SSS continues to expand operations overseas

ABS-CBN News

Posted at Dec 30 2014 01:24 PM | Updated as of Dec 30 2014 09:24 PM

MANILA – Social Security System (SSS) will continue to expand its operations overseas to provide services to Filipinos abroad.

The state-run SSS currently has 20 offices in Asia, Middle East and Europe, three of which were recently opened in Toronto, Tokyo and Muscat.

“We will continue to expand our foreign operations to provide our members abroad with immediate access to social security. Next year, we will be deploying additional personnel in our offices overseas to assist our members,” said SSS senior vice president and international operations head Judy Frances See.

See added that SSS will continue to conduct outreach activities for the Filipino communities abroad.

The SSS offices abroad, which are located in Philippine Embassies or Consulates, accept applications for membership, benefits and loans; and performs data capture for Unified Multi-purpose ID.

The offices in Asia are located in Hong Kong, Macau, Singapore, Taipei, Brunei, Kuala Lumpur while SSS offices in Europe are in London, and in Rome and Milan in Italy.

Middle East offices are in Riyadh, Jeddah and Al Khobar in Saudi Arabia; Abu Dhabi and Dubai in the United Arab Emirates; and in Kuwait, Qatar and Bahrain.

The monthly contribution to SSS is based on the monthly earnings declared at the time of registration.

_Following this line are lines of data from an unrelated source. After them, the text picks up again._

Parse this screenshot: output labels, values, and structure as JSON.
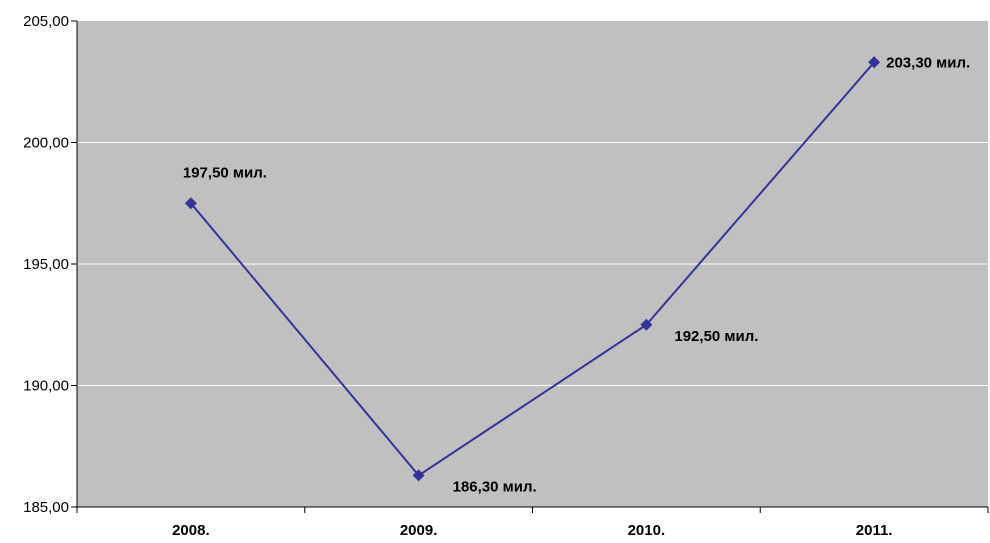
{
  "chart_data": {
    "type": "line",
    "categories": [
      "2008.",
      "2009.",
      "2010.",
      "2011."
    ],
    "values": [
      197.5,
      186.3,
      192.5,
      203.3
    ],
    "data_labels": [
      "197,50  мил.",
      "186,30 мил.",
      "192,50 мил.",
      "203,30 мил."
    ],
    "y_ticks": [
      "185,00",
      "190,00",
      "195,00",
      "200,00",
      "205,00"
    ],
    "ylim": [
      185,
      205
    ],
    "grid": true,
    "legend": "none",
    "colors": {
      "plot_background": "#c0c0c0",
      "line": "#333399",
      "marker": "#333399",
      "gridline": "#ffffff"
    }
  }
}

Members who are overseas Filipino workers (OFW) pay the full 11 percent of the Monthly Salary Credit (MSC), the minimum of which is pegged at P5,000 or monthly contribution of P550. Contributions can be paid through accredited collection partners abroad.

SSS advises OFWs to remit contributions based on the maximum MSC of P16,000 since SSS benefits are computed based on the number of contributions paid and the member's MSC.

The Philippines has bilateral agreements on social security with Austria, Canada and Quebec, France, United Kingdom, Belgium, Switzerland and Spain.

Meanwhile, agreements with Denmark, Portugal and Germany have been signed and are awaiting completion of the ratification process. The agreements ensure payment of social security benefits to migrant workers through “totalization” and export of benefits.

Totalization means that Filipinos who split career time between the Philippines and these countries will be able to combine their coverage periods in both countries to meet eligibility requirements for social security pension in either or both countries.

A worker will also continue to receive benefits wherever the worker decides to reside in as long as the social security agreement is in effect in the country.

SSS said bilateral discussions with Japan, Korea, Israel, Sweden and Luxembourg are currently being pursued.